Je n’entrerai pas, sauf si vous le souhaitez, dans le détail des quelque douze recommandations formulées et de leur suivi, dans la mesure notamment où, comme signalé précédemment, nous ne disposons pas, pour certaines d’entre elles, d’informations actualisées à date. Certaines ont en outre un caractère relativement technique. Il nous paraît en tout cas nécessaire, compte tenu de l’importance et de l’originalité de ce dispositif, qu’il fasse l’objet d’un réexamen de la part de la Cour, ce qui est a priori prévu dans le cadre de la programmation de nos travaux.
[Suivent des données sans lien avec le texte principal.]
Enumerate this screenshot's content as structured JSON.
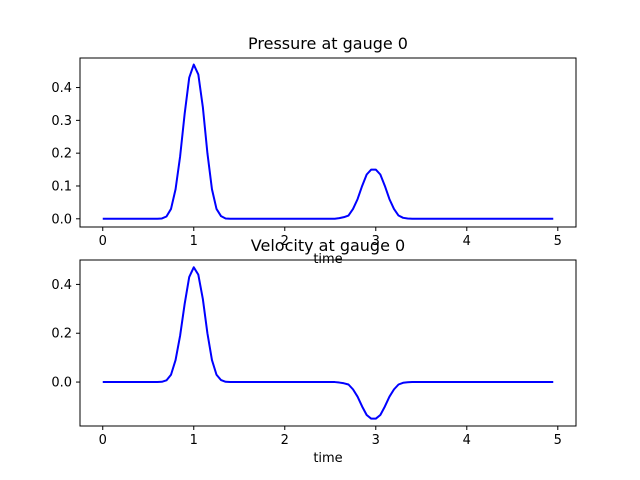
{
  "chart_data": [
    {
      "type": "line",
      "title": "Pressure at gauge 0",
      "xlabel": "time",
      "ylabel": "",
      "xlim": [
        -0.25,
        5.2
      ],
      "ylim": [
        -0.025,
        0.49
      ],
      "xticks": [
        0,
        1,
        2,
        3,
        4,
        5
      ],
      "yticks": [
        0.0,
        0.1,
        0.2,
        0.3,
        0.4
      ],
      "xtick_labels": [
        "0",
        "1",
        "2",
        "3",
        "4",
        "5"
      ],
      "ytick_labels": [
        "0.0",
        "0.1",
        "0.2",
        "0.3",
        "0.4"
      ],
      "grid": false,
      "series": [
        {
          "color": "#0000ff",
          "x": [
            0.0,
            0.6,
            0.65,
            0.7,
            0.75,
            0.8,
            0.85,
            0.9,
            0.95,
            1.0,
            1.05,
            1.1,
            1.15,
            1.2,
            1.25,
            1.3,
            1.35,
            1.4,
            2.5,
            2.55,
            2.6,
            2.65,
            2.7,
            2.75,
            2.8,
            2.85,
            2.9,
            2.95,
            3.0,
            3.05,
            3.1,
            3.15,
            3.2,
            3.25,
            3.3,
            3.35,
            3.4,
            4.95
          ],
          "y": [
            0.0,
            0.0,
            0.001,
            0.007,
            0.03,
            0.09,
            0.19,
            0.32,
            0.43,
            0.47,
            0.44,
            0.34,
            0.2,
            0.09,
            0.03,
            0.008,
            0.001,
            0.0,
            0.0,
            0.0,
            0.002,
            0.005,
            0.01,
            0.03,
            0.06,
            0.1,
            0.135,
            0.15,
            0.15,
            0.135,
            0.1,
            0.06,
            0.03,
            0.01,
            0.003,
            0.001,
            0.0,
            0.0
          ]
        }
      ]
    },
    {
      "type": "line",
      "title": "Velocity at gauge 0",
      "xlabel": "time",
      "ylabel": "",
      "xlim": [
        -0.25,
        5.2
      ],
      "ylim": [
        -0.18,
        0.5
      ],
      "xticks": [
        0,
        1,
        2,
        3,
        4,
        5
      ],
      "yticks": [
        0.0,
        0.2,
        0.4
      ],
      "xtick_labels": [
        "0",
        "1",
        "2",
        "3",
        "4",
        "5"
      ],
      "ytick_labels": [
        "0.0",
        "0.2",
        "0.4"
      ],
      "grid": false,
      "series": [
        {
          "color": "#0000ff",
          "x": [
            0.0,
            0.6,
            0.65,
            0.7,
            0.75,
            0.8,
            0.85,
            0.9,
            0.95,
            1.0,
            1.05,
            1.1,
            1.15,
            1.2,
            1.25,
            1.3,
            1.35,
            1.4,
            2.5,
            2.55,
            2.6,
            2.65,
            2.7,
            2.75,
            2.8,
            2.85,
            2.9,
            2.95,
            3.0,
            3.05,
            3.1,
            3.15,
            3.2,
            3.25,
            3.3,
            3.35,
            3.4,
            4.95
          ],
          "y": [
            0.0,
            0.0,
            0.001,
            0.007,
            0.03,
            0.09,
            0.19,
            0.32,
            0.43,
            0.47,
            0.44,
            0.34,
            0.2,
            0.09,
            0.03,
            0.008,
            0.001,
            0.0,
            0.0,
            0.0,
            -0.002,
            -0.005,
            -0.01,
            -0.03,
            -0.06,
            -0.1,
            -0.135,
            -0.15,
            -0.15,
            -0.135,
            -0.1,
            -0.06,
            -0.03,
            -0.01,
            -0.003,
            -0.001,
            0.0,
            0.0
          ]
        }
      ]
    }
  ]
}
Mme Marjolaine Meynier-Millefert, rapporteure. La notion de plancher pour les CEE figurait-elle dans vos recommandations ? Si la notion de plafond vient avec la pénalité à laquelle sont soumis les obligés, la question d’un plancher pour éviter que le prix des CEE ne baisse trop et risque de mettre à mal le système est souvent évoquée : cet aspect était-il abordé dans vos préconisations ?

M. Éric Allain. Non, ceci ne faisait pas partie des recommandations initiales de la Cour des comptes.

Mme Marjolaine Meynier-Millefert, rapporteure. Quelles sont, selon les évaluations et analyses prospectives que vous avez pu mener, les conséquences de la transition énergétique sur l’emploi en France ?

Mme Catherine de Kersauson. Nous avons traité de ce sujet au travers du rapport sur le soutien aux EnR, lequel comporte des informations sur les retombées économiques du développement des EnR et notamment l’impact sur l’emploi, reprenant des estimations effectuées par l’ADEME. Un graphique montre ainsi l’existence d’un impact en termes d’emploi entre 2006 et 2016, passant de 60 000 à 80 000 emplois liés à la filière des EnR. Je vous renvoie à la page 37 du rapport.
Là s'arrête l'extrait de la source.